Any Project ENABLE participant who expected to drag through a week of boring professional development seminars likely wasn’t familiar with Principal Investigator Dr. Small’s life mission to infuse motivational factors into every project she puts into action. From the moment the workshops began so did the activity. First up was introduction by “speed dating.” The intent, of course, was not to foster romantic connections but to give a roomful of strangers the chance to find common linkages within two minutes. And the momentum only grew from there.
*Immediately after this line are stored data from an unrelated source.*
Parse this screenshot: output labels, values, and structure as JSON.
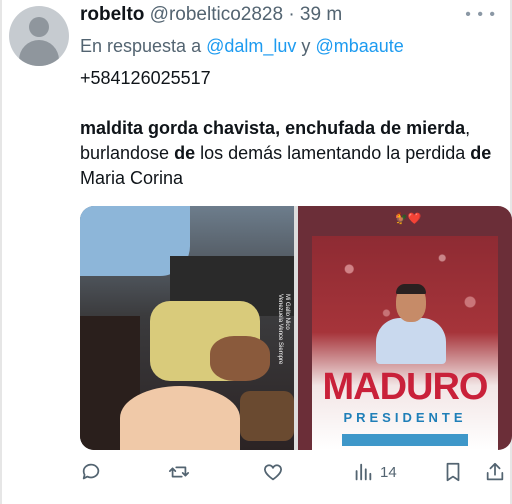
{
  "tweet": {
    "display_name": "robelto",
    "handle_time": "@robeltico2828 · 39 m",
    "reply_prefix": "En respuesta a",
    "reply_mention_1": "@dalm_luv",
    "reply_joiner": "y",
    "reply_mention_2": "@mbaaute",
    "phone": "+584126025517",
    "body": {
      "b1": "maldita gorda chavista, enchufada de mierda",
      "t1": ", burlandose ",
      "b2": "de",
      "t2": " los demás lamentando la perdida ",
      "b3": "de",
      "t3": " Maria Corina"
    }
  },
  "media": {
    "left_caption_1": "Mi Gallo Nico",
    "left_caption_2": "Venezuela Vence Siempre",
    "right_emoji": "🐓❤️",
    "poster_title": "MADURO",
    "poster_subtitle": "PRESIDENTE"
  },
  "actions": {
    "views_count": "14"
  },
  "icons": [
    "more-icon",
    "reply-icon",
    "retweet-icon",
    "like-icon",
    "views-icon",
    "bookmark-icon",
    "share-icon"
  ],
  "colors": {
    "link": "#1d9bf0",
    "secondary_text": "#536471",
    "poster_red": "#c9213a",
    "poster_blue": "#1f7fb8"
  }
}
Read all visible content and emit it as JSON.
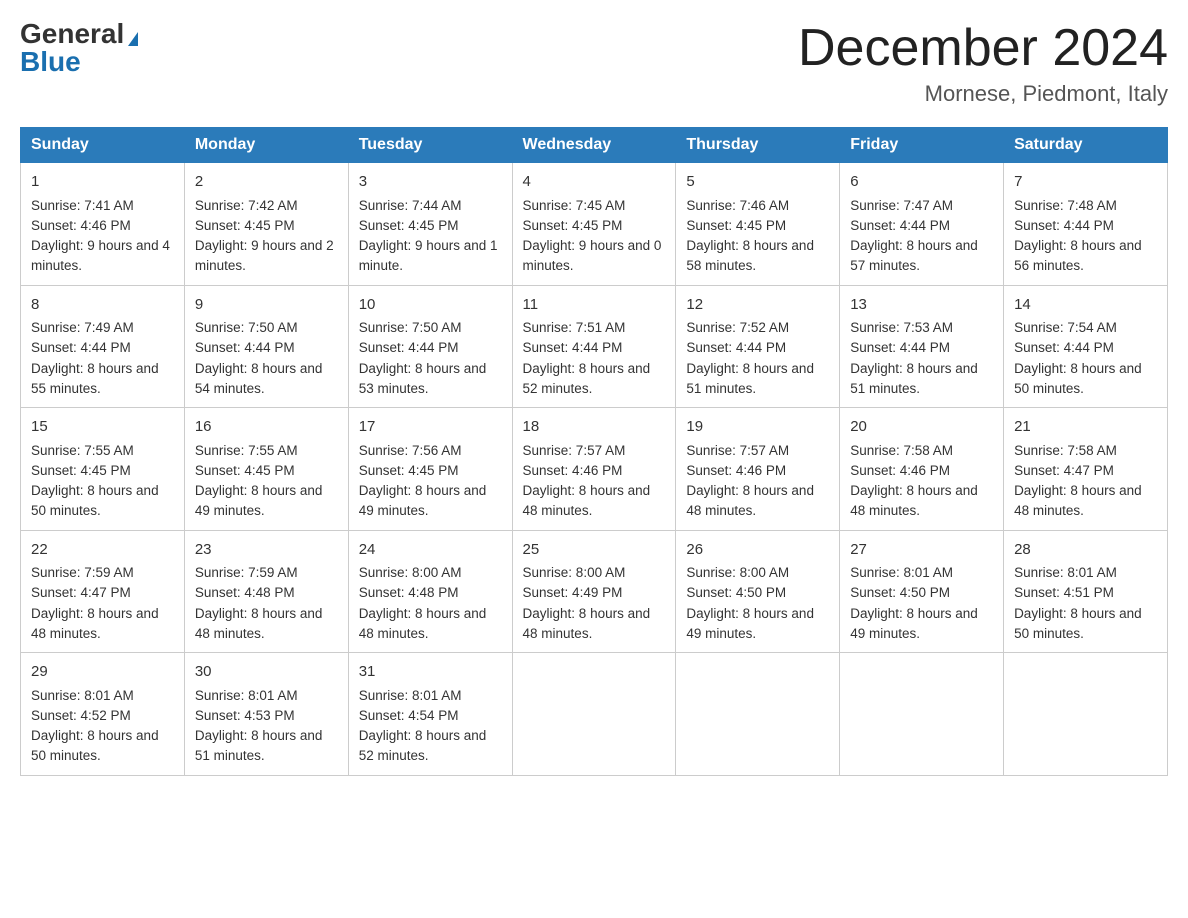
{
  "header": {
    "logo_general": "General",
    "logo_blue": "Blue",
    "month_title": "December 2024",
    "location": "Mornese, Piedmont, Italy"
  },
  "days_of_week": [
    "Sunday",
    "Monday",
    "Tuesday",
    "Wednesday",
    "Thursday",
    "Friday",
    "Saturday"
  ],
  "weeks": [
    [
      {
        "day": "1",
        "sunrise": "7:41 AM",
        "sunset": "4:46 PM",
        "daylight": "9 hours and 4 minutes."
      },
      {
        "day": "2",
        "sunrise": "7:42 AM",
        "sunset": "4:45 PM",
        "daylight": "9 hours and 2 minutes."
      },
      {
        "day": "3",
        "sunrise": "7:44 AM",
        "sunset": "4:45 PM",
        "daylight": "9 hours and 1 minute."
      },
      {
        "day": "4",
        "sunrise": "7:45 AM",
        "sunset": "4:45 PM",
        "daylight": "9 hours and 0 minutes."
      },
      {
        "day": "5",
        "sunrise": "7:46 AM",
        "sunset": "4:45 PM",
        "daylight": "8 hours and 58 minutes."
      },
      {
        "day": "6",
        "sunrise": "7:47 AM",
        "sunset": "4:44 PM",
        "daylight": "8 hours and 57 minutes."
      },
      {
        "day": "7",
        "sunrise": "7:48 AM",
        "sunset": "4:44 PM",
        "daylight": "8 hours and 56 minutes."
      }
    ],
    [
      {
        "day": "8",
        "sunrise": "7:49 AM",
        "sunset": "4:44 PM",
        "daylight": "8 hours and 55 minutes."
      },
      {
        "day": "9",
        "sunrise": "7:50 AM",
        "sunset": "4:44 PM",
        "daylight": "8 hours and 54 minutes."
      },
      {
        "day": "10",
        "sunrise": "7:50 AM",
        "sunset": "4:44 PM",
        "daylight": "8 hours and 53 minutes."
      },
      {
        "day": "11",
        "sunrise": "7:51 AM",
        "sunset": "4:44 PM",
        "daylight": "8 hours and 52 minutes."
      },
      {
        "day": "12",
        "sunrise": "7:52 AM",
        "sunset": "4:44 PM",
        "daylight": "8 hours and 51 minutes."
      },
      {
        "day": "13",
        "sunrise": "7:53 AM",
        "sunset": "4:44 PM",
        "daylight": "8 hours and 51 minutes."
      },
      {
        "day": "14",
        "sunrise": "7:54 AM",
        "sunset": "4:44 PM",
        "daylight": "8 hours and 50 minutes."
      }
    ],
    [
      {
        "day": "15",
        "sunrise": "7:55 AM",
        "sunset": "4:45 PM",
        "daylight": "8 hours and 50 minutes."
      },
      {
        "day": "16",
        "sunrise": "7:55 AM",
        "sunset": "4:45 PM",
        "daylight": "8 hours and 49 minutes."
      },
      {
        "day": "17",
        "sunrise": "7:56 AM",
        "sunset": "4:45 PM",
        "daylight": "8 hours and 49 minutes."
      },
      {
        "day": "18",
        "sunrise": "7:57 AM",
        "sunset": "4:46 PM",
        "daylight": "8 hours and 48 minutes."
      },
      {
        "day": "19",
        "sunrise": "7:57 AM",
        "sunset": "4:46 PM",
        "daylight": "8 hours and 48 minutes."
      },
      {
        "day": "20",
        "sunrise": "7:58 AM",
        "sunset": "4:46 PM",
        "daylight": "8 hours and 48 minutes."
      },
      {
        "day": "21",
        "sunrise": "7:58 AM",
        "sunset": "4:47 PM",
        "daylight": "8 hours and 48 minutes."
      }
    ],
    [
      {
        "day": "22",
        "sunrise": "7:59 AM",
        "sunset": "4:47 PM",
        "daylight": "8 hours and 48 minutes."
      },
      {
        "day": "23",
        "sunrise": "7:59 AM",
        "sunset": "4:48 PM",
        "daylight": "8 hours and 48 minutes."
      },
      {
        "day": "24",
        "sunrise": "8:00 AM",
        "sunset": "4:48 PM",
        "daylight": "8 hours and 48 minutes."
      },
      {
        "day": "25",
        "sunrise": "8:00 AM",
        "sunset": "4:49 PM",
        "daylight": "8 hours and 48 minutes."
      },
      {
        "day": "26",
        "sunrise": "8:00 AM",
        "sunset": "4:50 PM",
        "daylight": "8 hours and 49 minutes."
      },
      {
        "day": "27",
        "sunrise": "8:01 AM",
        "sunset": "4:50 PM",
        "daylight": "8 hours and 49 minutes."
      },
      {
        "day": "28",
        "sunrise": "8:01 AM",
        "sunset": "4:51 PM",
        "daylight": "8 hours and 50 minutes."
      }
    ],
    [
      {
        "day": "29",
        "sunrise": "8:01 AM",
        "sunset": "4:52 PM",
        "daylight": "8 hours and 50 minutes."
      },
      {
        "day": "30",
        "sunrise": "8:01 AM",
        "sunset": "4:53 PM",
        "daylight": "8 hours and 51 minutes."
      },
      {
        "day": "31",
        "sunrise": "8:01 AM",
        "sunset": "4:54 PM",
        "daylight": "8 hours and 52 minutes."
      },
      null,
      null,
      null,
      null
    ]
  ]
}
Instructional delivery for the workshops combined traditional face-to-face teaching with more innovative methods. For example, on the second day of each week, an expert in the area of Assistive Technology appeared via Skype to interact virtually with participants. Learning goals were achieved through multiple highly interactive means that emphasized the importance of collaboration. Each week, workshop participants

  • acted out scenarios and logged on to Web-based simulations designed to give them perspective about how the world might be experienced by individuals who have various disabilities,
  • took a field trip—tape measures and checklists in hand—to a campus library to practice evaluating the accessibility of a facility,
  • worked within their teams to create lesson plans that reflect instructional practices inclusive of and sensitive to students of all ability levels, and
  • presented a plan of action that illustrated a strategy for collaborating to create or improve library services and programs for students with disabilities at their schools.

A team of workshop participants collaborates on an activity.

While 4:00 p.m. marked the end of the regular workshop day (and time to take a brief quiz to ensure learning goals were met), it also signaled the start of another round of collaboration. Each evening, participants were grouped together based on their role in the school environment to prepare to lead a show-and-tell of sorts the following day. These interactions proved to be eye-opening experiences each week, as long-held opinions were challenged and myths debunked when participants learned about what colleagues who work in educational roles different from their own actually do in performing their job duties.

Week 2 Project ENABLE participants, instructors, and program assistants.

Each workshop week ended with project teams presenting a plan of action that illustrated a realistic strategy for collaborating to create or improve library services and programs for students with disabilities at their schools.

The workshops were certainly a success—preliminary results from pre- and post-tests indicate that participants increased their knowledge of topics associated with providing accessible services for students with disabilities. But though the summer workshops have ended, Project ENABLE lives on. Each librarian will share what they have learned by conducting two training sessions during the 2011-2012 school year for educators in their school districts. A wiki dedicated to Project ENABLE will allow participants to share progress made toward achieving action plan goals. Additionally, a Web site is under development that will make workshop content available via online modules that facilitate self-paced (and free!) professional development training that can be accessed by school librarians and classroom teachers around the world.

So, what happens when a project provides three weeks of professional development to over 100 people? A dynamic group of educators return to their schools committed to collaborating to ensure that students with disabilities have access to information, information resources, and information services. And that kind of commitment sparks enthusiasm that is contagious!

The Project ENABLE planning team (left to right): William Myhill, Ruth Small, Renee Franklin Hill, graduate assistant Kristen Link.